だけど、それを声に滲ませたくなかった。スマホ越しに届く律君の声も暗かったから。
上げた視線の先に、真っ青な空が広がってる。鮮やかに澄んだその青へ、小鳥が勢いよく羽ばたいた。落ちてくる鳴き声は、まるで私を励ましてくれてるみたいで、私は得意の笑顔を作れた。
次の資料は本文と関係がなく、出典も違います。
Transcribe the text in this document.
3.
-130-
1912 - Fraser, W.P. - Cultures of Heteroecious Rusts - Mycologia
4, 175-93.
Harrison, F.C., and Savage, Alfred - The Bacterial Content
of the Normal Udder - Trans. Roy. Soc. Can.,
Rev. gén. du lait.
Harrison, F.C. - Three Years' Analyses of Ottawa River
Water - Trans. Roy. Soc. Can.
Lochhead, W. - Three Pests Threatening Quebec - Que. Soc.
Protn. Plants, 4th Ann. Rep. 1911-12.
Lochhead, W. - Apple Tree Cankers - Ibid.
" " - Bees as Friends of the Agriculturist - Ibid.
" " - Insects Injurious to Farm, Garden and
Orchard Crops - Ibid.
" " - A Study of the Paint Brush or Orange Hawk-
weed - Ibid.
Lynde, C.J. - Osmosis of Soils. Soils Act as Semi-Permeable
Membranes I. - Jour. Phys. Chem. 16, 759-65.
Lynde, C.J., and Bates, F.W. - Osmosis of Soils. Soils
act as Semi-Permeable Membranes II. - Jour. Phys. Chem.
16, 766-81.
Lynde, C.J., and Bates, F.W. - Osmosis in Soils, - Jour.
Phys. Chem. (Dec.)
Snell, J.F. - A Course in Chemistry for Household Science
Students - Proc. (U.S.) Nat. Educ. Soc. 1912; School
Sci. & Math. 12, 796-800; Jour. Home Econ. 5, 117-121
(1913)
「ねぇねぇ、律君っ。用事が全部済んだら、一緒にクレープ食べに行きたいなぁ」
『クレープ……? ああ、好きなだけ食っていいぞ。いくらでも奢ってやる』
「本当? あ、せっかくいい天気だから、色んなもの買って、中庭のテラスで食べたいっ」
『お、いいな。風も強くないし、あそこなら景色もよくて気持ちいいもんな』
「うんうんっ。それから……噴水の前で、久しぶりに、一緒に写真撮りたいな」
『そんなのいくらでも。なんなら動画撮るか?』
「あはは、それも面白いかもねっ」
私がワガママを重ねる内に、律君の声も弾んできた。よかった。これが正解みたい。
「律君。何奢ってもらうか、私もゆっくり考えて決めたいから、全然急がなくてもいいよぉ」
『……ありがとな。弥生』
ズキズキと胸に響く、優しいお礼の言葉。
「どういたしまして」なんて明るく返せる自信がなくて、「待ってるね」とだけ短く残して通話を切った。